L’arrêt BREY avait posé le principe que l’Etat membre d’accueil doit prendre en compte la situation individuelle d’une personne intéressée, notamment lorsqu’il s’agit d’apprécier si elle occasionne une charge déraisonnable pour le système national d’assistance sociale. Un tel examen individuel ne s’impose cependant pas ici, selon l’arrêt, dans la mesure où – ainsi qu’il a été jugé dans l’arrêt ALIMANOVIC – la Directive 2004/38 prend elle-même en considération différents facteurs caractérisant la situation individuelle du demandeur, dont la durée de l’exercice d’une activité économique. Cet examen ne doit dès lors pas être fait dans le cas d’un citoyen à la recherche d’un emploi n’ayant pas le statut de travailleur.

L’article 24.2 de la Directive ne s’oppose dès lors pas à l’exclusion de certaines prestations spéciales en espèces à caractère non contributif à des ressortissants se trouvant dans la situation de l’article 6.1 de la même Directive.
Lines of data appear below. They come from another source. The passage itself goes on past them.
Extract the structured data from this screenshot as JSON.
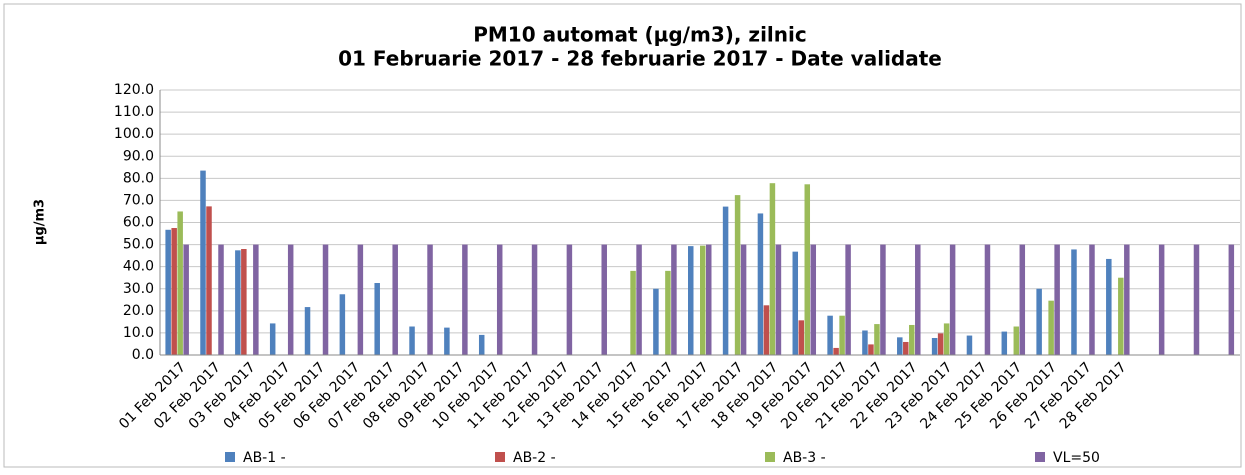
{
  "chart_data": {
    "type": "bar",
    "title": "PM10 automat (µg/m3), zilnic",
    "subtitle": "01 Februarie 2017 - 28 februarie 2017 - Date validate",
    "y_label": "µg/m3",
    "categories": [
      "01 Feb 2017",
      "02 Feb 2017",
      "03 Feb 2017",
      "04 Feb 2017",
      "05 Feb 2017",
      "06 Feb 2017",
      "07 Feb 2017",
      "08 Feb 2017",
      "09 Feb 2017",
      "10 Feb 2017",
      "11 Feb 2017",
      "12 Feb 2017",
      "13 Feb 2017",
      "14 Feb 2017",
      "15 Feb 2017",
      "16 Feb 2017",
      "17 Feb 2017",
      "18 Feb 2017",
      "19 Feb 2017",
      "20 Feb 2017",
      "21 Feb 2017",
      "22 Feb 2017",
      "23 Feb 2017",
      "24 Feb 2017",
      "25 Feb 2017",
      "26 Feb 2017",
      "27 Feb 2017",
      "28 Feb 2017",
      null,
      null,
      null
    ],
    "series": [
      {
        "name": "AB-1 -",
        "color": "#4f81bd",
        "values": [
          56.7,
          83.5,
          47.4,
          14.3,
          21.7,
          27.5,
          32.6,
          12.9,
          12.4,
          9.1,
          null,
          null,
          null,
          null,
          30.0,
          49.3,
          67.2,
          64.1,
          46.8,
          17.8,
          11.1,
          8.0,
          7.7,
          8.8,
          10.6,
          30.0,
          47.8,
          43.5,
          null,
          null,
          null
        ]
      },
      {
        "name": "AB-2 -",
        "color": "#c0504d",
        "values": [
          57.5,
          67.3,
          48.0,
          null,
          null,
          null,
          null,
          null,
          null,
          null,
          null,
          null,
          null,
          null,
          null,
          null,
          null,
          22.5,
          15.7,
          3.2,
          4.8,
          5.9,
          9.8,
          null,
          null,
          null,
          null,
          null,
          null,
          null,
          null
        ]
      },
      {
        "name": "AB-3 -",
        "color": "#9bbb59",
        "values": [
          65.0,
          null,
          null,
          null,
          null,
          null,
          null,
          null,
          null,
          null,
          null,
          null,
          null,
          38.1,
          38.1,
          49.5,
          72.4,
          77.8,
          77.3,
          17.8,
          14.0,
          13.6,
          14.3,
          null,
          12.9,
          24.6,
          null,
          35.0,
          null,
          null,
          null
        ]
      },
      {
        "name": "VL=50",
        "color": "#8064a2",
        "values": [
          50,
          50,
          50,
          50,
          50,
          50,
          50,
          50,
          50,
          50,
          50,
          50,
          50,
          50,
          50,
          50,
          50,
          50,
          50,
          50,
          50,
          50,
          50,
          50,
          50,
          50,
          50,
          50,
          50,
          50,
          50
        ]
      }
    ],
    "ylim": [
      0,
      120
    ],
    "yticks": [
      {
        "value": 0,
        "label": "0.0"
      },
      {
        "value": 10,
        "label": "10.0"
      },
      {
        "value": 20,
        "label": "20.0"
      },
      {
        "value": 30,
        "label": "30.0"
      },
      {
        "value": 40,
        "label": "40.0"
      },
      {
        "value": 50,
        "label": "50.0"
      },
      {
        "value": 60,
        "label": "60.0"
      },
      {
        "value": 70,
        "label": "70.0"
      },
      {
        "value": 80,
        "label": "80.0"
      },
      {
        "value": 90,
        "label": "90.0"
      },
      {
        "value": 100,
        "label": "100.0"
      },
      {
        "value": 110,
        "label": "110.0"
      },
      {
        "value": 120,
        "label": "120.0"
      }
    ],
    "grid": true,
    "legend": "bottom"
  }
}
Il en va de même pour l’article 4 du Règlement n° 883/2004, selon lequel les prestations sont octroyées exclusivement dans l’Etat membre dans lequel l’intéressé réside et conformément à la législation de cet Etat. Il s’ensuit que rien ne s’oppose, selon l’arrêt, à ce que de telles prestations soient refusées à des ressortissants d’autres Etats membres n’ayant pas la qualité de travailleur (salarié ou non salarié) ou à des personnes qui gardent ce statut pendant les trois premiers mois de leur séjour dans l’Etat d’accueil.

Intérêt de la décision

Cet arrêt est le prolongement de la jurisprudence DANO et ALIMANOVIC.
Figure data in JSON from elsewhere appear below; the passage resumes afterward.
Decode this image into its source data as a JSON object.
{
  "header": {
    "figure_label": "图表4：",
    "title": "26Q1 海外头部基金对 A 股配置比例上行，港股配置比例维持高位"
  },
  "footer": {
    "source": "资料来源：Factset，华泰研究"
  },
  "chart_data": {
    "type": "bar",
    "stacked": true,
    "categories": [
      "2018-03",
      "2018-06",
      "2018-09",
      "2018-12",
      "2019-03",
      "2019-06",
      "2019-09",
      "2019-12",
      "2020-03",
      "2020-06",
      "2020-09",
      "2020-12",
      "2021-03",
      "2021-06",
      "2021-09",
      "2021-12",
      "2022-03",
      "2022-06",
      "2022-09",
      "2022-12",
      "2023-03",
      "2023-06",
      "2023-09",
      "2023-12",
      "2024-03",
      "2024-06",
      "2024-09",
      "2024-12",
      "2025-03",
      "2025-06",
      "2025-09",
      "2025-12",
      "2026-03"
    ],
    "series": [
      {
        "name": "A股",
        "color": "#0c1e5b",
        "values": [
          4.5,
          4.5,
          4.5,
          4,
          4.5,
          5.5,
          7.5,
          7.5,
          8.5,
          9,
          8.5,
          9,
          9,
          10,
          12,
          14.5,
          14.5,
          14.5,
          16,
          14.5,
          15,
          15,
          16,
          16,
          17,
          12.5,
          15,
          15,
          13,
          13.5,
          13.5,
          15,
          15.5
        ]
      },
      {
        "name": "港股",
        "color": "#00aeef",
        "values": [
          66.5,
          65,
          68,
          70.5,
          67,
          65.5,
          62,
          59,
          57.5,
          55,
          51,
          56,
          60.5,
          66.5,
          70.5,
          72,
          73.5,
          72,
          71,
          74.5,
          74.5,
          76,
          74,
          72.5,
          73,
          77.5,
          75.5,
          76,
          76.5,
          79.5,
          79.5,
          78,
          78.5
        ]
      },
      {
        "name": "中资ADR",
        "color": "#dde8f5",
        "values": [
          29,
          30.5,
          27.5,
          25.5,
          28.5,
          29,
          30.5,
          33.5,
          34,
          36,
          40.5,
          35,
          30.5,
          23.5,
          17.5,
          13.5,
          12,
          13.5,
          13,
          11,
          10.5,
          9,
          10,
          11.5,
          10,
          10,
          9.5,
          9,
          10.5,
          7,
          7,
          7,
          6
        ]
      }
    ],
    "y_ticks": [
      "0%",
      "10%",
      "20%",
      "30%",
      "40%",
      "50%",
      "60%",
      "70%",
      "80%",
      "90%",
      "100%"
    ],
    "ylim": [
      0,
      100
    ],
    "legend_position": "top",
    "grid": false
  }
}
Dans l’arrêt DANO (C.J.U.E., 11 novembre 2014, Aff. n° C-333/13 – précédemment commenté), qui concerne également une espèce allemande, la Cour avait jugé que l’article 70 du Règlement n° 883/2004, qui définit la notion de prestations spéciales en espèces à caractère non contributif, n’a pas pour objet de déterminer les conditions de fond de l’existence du droit à celles-ci, mais qu’il appartient en principe à la législation de chaque Etat membre de déterminer celles-ci (voir avis de l’Avocat général WATHELET, selon lequel, si les Etats membres sont compétents pour fixer les conditions d’octroi des prestations spéciales en espèces à caractère non contributif, ils le sont également pour définir l’étendue de la couverture sociale assurée par ce type de prestations).

Dans l’affaire ALIMANOVIC (C.J.U.E., 15 septembre 2015, Aff. n° C-67/14 – précédemment commenté), la Cour a décidé que le droit à des prestations d’assistance sociale du citoyen de l’Union qui exerce son droit à la libre circulation doit tenir compte des conditions posées par la Directive 2004/38 du Parlement européen et du Conseil du 29 avril 2004, qui prévoit une dérogation au principe d’égalité de traitement dans l’accès à ces prestations.
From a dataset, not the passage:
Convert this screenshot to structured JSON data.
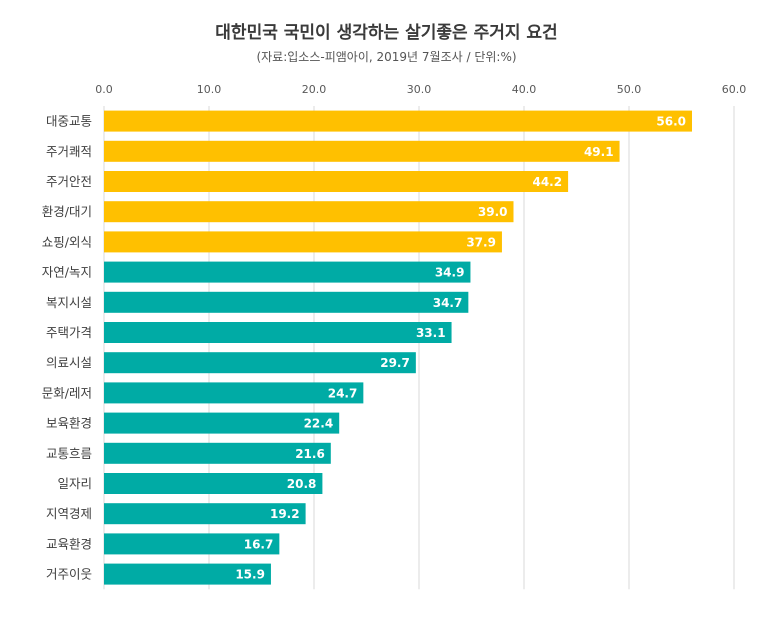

L’arrêt BREY (C.J.U.E., 19 septembre 2013, Aff. n° 140/12) avait considéré que la même Directive s’oppose à une réglementation d’un Etat membre qui, même pour la période postérieure aux trois premiers mois de séjour, exclut en toutes circonstances et de manière automatique l’octroi d’une telle prestation à un ressortissant d’un autre Etat membre économiquement non actif, au motif que celui-ci ne remplissait pas les conditions pour bénéficier d’un droit de séjour légal de plus de trois mois (eu égard à la condition de ressources posée).

L’arrêt du 25 février 2016 statue sur la période des trois premiers mois, exclue du bénéfice des prestations d’assistance sociale par la législation allemande.
Il pose une question évidente, relative à la notion de charge déraisonnable pour le système d’assistance sociale de l’Etat membre d’accueil, notion sur laquelle il ne donne aucune précision quant à l’examen de cette charge et notamment quant au principe de proportionnalité. Par ailleurs il donne la primauté à la directive et à ses finalités sur le règlement, celui-ci venant en second.

La liberté de circulation des non-actifs se voit ainsi considérablement limitée, du fait de la perte de la prestation perçue auparavant dans le pays d’origine (qui est quitté) et le refus des prestations dans le pays d’accueil.